Are there health risks? Of course, but that can be said for nearly anything you eat, swallow or drink. One of the risks of steroid use is to the liver, especially when using oral forms. That is why injectible forms are preferable; they enter the bloodstream without passing through the liver. One of the other main risks of anabolic drugs is their effect on endogenous hormone production. But this is seen primarily, if not exclusively, in people who either take mega-dosages or who fail to cycle correctly.

This is not to say that steroids are for everyone. People under a certain age really ought not take steroids, in large part because their own bodies are producing sufficient testosterone and introducing exogenous T could be dangerous and counterproductive. They are also decidedly not for people who already have liver problems or high cholesterol. Many steroids will lower the body's HDL (good cholesterol) levels.

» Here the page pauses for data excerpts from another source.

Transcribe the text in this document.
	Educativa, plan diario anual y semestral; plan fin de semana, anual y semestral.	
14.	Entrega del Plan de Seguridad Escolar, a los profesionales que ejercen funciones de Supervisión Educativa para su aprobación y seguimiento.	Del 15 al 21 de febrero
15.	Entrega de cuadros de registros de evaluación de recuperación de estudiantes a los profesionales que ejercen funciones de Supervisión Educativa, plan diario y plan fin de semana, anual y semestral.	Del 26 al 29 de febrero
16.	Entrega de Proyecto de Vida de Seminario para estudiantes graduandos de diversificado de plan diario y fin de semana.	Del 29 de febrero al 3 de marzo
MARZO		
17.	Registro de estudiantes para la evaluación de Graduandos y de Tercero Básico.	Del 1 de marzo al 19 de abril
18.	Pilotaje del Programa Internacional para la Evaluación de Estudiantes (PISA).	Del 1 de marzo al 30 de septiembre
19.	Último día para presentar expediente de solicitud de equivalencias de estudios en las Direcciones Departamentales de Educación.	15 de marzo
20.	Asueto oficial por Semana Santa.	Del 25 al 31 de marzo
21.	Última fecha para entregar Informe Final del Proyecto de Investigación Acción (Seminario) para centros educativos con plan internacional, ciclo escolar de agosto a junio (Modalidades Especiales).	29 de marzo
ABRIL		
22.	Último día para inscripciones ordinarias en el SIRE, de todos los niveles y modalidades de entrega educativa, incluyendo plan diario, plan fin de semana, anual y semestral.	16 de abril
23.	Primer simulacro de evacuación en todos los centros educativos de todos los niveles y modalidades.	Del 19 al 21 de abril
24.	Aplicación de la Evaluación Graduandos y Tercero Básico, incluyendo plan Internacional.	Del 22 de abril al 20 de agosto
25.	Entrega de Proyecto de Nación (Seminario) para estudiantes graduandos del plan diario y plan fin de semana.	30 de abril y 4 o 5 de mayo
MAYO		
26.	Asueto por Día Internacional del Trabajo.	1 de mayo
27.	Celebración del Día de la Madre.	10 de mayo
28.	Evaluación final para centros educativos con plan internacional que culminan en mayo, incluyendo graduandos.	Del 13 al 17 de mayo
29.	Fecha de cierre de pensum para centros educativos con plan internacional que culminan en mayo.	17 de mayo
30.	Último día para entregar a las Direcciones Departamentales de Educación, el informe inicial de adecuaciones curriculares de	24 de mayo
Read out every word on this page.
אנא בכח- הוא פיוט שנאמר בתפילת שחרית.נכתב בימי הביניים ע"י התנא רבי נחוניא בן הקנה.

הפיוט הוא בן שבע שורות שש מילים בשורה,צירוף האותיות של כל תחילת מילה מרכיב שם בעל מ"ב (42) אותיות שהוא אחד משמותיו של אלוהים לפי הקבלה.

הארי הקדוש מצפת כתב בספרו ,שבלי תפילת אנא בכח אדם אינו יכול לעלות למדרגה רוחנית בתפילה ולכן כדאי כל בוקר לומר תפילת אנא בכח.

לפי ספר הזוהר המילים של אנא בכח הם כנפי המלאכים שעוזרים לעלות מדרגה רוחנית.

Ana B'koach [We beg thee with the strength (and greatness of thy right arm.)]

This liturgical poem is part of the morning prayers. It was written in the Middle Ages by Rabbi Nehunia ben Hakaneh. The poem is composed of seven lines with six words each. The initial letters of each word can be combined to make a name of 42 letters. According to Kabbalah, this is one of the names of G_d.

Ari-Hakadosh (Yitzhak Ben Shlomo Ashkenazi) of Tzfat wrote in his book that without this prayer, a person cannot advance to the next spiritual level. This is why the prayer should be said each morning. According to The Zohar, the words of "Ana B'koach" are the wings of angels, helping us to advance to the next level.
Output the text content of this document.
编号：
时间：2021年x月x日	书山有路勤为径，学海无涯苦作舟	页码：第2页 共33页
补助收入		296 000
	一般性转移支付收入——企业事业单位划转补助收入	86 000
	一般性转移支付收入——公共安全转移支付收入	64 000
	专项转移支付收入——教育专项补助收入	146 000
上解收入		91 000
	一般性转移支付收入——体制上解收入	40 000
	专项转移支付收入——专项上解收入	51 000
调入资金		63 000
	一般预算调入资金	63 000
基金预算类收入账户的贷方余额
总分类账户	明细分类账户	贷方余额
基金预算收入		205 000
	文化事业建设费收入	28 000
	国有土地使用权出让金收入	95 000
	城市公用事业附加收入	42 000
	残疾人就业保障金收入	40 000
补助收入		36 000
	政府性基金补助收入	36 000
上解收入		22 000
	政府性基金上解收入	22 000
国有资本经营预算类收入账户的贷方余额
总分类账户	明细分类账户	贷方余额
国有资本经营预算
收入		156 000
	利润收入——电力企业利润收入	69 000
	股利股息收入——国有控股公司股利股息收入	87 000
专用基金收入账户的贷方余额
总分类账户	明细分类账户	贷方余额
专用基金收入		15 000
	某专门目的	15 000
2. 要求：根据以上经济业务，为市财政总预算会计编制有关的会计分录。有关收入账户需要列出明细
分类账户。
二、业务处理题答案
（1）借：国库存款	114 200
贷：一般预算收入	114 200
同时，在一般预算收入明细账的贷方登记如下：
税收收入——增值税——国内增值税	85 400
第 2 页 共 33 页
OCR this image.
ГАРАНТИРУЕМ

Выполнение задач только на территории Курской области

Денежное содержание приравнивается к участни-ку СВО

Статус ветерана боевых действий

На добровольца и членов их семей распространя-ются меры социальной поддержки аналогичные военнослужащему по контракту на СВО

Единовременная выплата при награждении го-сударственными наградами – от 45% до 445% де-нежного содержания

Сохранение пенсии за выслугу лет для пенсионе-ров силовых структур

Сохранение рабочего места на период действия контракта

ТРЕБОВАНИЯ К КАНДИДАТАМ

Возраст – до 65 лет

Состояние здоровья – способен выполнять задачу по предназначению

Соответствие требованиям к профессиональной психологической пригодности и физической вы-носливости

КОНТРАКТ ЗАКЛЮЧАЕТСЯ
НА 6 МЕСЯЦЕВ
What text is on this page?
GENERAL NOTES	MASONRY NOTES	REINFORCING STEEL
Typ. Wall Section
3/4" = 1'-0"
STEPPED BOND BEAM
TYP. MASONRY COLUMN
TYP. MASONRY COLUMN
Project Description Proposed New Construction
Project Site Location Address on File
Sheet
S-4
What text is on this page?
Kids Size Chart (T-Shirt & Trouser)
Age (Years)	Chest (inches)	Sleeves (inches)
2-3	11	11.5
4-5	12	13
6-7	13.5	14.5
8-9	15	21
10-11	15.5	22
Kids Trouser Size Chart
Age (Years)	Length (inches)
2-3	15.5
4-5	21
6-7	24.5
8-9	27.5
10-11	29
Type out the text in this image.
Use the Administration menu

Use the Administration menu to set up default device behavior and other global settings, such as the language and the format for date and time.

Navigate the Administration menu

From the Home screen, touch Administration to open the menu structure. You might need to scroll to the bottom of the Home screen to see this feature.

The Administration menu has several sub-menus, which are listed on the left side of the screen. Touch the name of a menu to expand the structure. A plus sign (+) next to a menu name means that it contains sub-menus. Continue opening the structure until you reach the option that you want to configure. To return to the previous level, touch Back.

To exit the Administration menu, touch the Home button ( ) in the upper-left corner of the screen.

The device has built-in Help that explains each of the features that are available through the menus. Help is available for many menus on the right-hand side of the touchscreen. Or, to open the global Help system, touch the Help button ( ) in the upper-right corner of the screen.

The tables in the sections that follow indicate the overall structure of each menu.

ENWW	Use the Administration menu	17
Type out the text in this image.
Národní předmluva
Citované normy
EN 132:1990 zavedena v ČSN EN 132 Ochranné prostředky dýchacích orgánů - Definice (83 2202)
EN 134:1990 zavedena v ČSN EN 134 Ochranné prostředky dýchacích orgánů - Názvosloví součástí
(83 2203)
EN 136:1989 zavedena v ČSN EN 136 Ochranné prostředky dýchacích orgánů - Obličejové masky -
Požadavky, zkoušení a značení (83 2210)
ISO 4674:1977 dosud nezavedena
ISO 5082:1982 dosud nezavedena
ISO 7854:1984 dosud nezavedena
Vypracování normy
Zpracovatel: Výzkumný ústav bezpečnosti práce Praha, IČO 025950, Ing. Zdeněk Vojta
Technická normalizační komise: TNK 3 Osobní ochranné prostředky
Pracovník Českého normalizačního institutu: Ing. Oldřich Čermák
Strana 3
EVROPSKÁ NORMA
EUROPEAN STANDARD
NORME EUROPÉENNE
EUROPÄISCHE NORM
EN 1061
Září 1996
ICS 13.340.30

Yet these are problems that can be mitigated. First of all, people should have their liver enzymes and HDL levels monitored over the course of their cycle. They should also increase their consumption of healthy fatty acids and add a liver supplement (ie, milk thistle extract) to their diet. Cycles should be well planned out, with all the appropriate elements on hand, including post cycle therapy (aromatase inhibitors).

Hopefully we can come to a more sane policy towards steroids and other anabolics. Keep in mind that these are legally prescribed medications and the only reason that there is an underground supply of them is because of our country's anti-steroid policies. It's ironic that my right to determine what substances to put in my body should be limited by a bunch of trans-fat eating, alcohol drinking, smokers.

And one other myth that needs to be dispelled. Steroids do not give you muscle, nor do they make you hit homeruns. Muscle is gained by hard work in the gym, proper nutrition, clean lifestyle and adequate rest. Homeruns come from the ability to hit a 98 mph fastball or a hanging curveball. There are no magic pills or magic syringes. And perhaps American only want to believe there are, for it gives them an excuse as to why their lazy ass is on the couch while others are out growing bigger and stronger.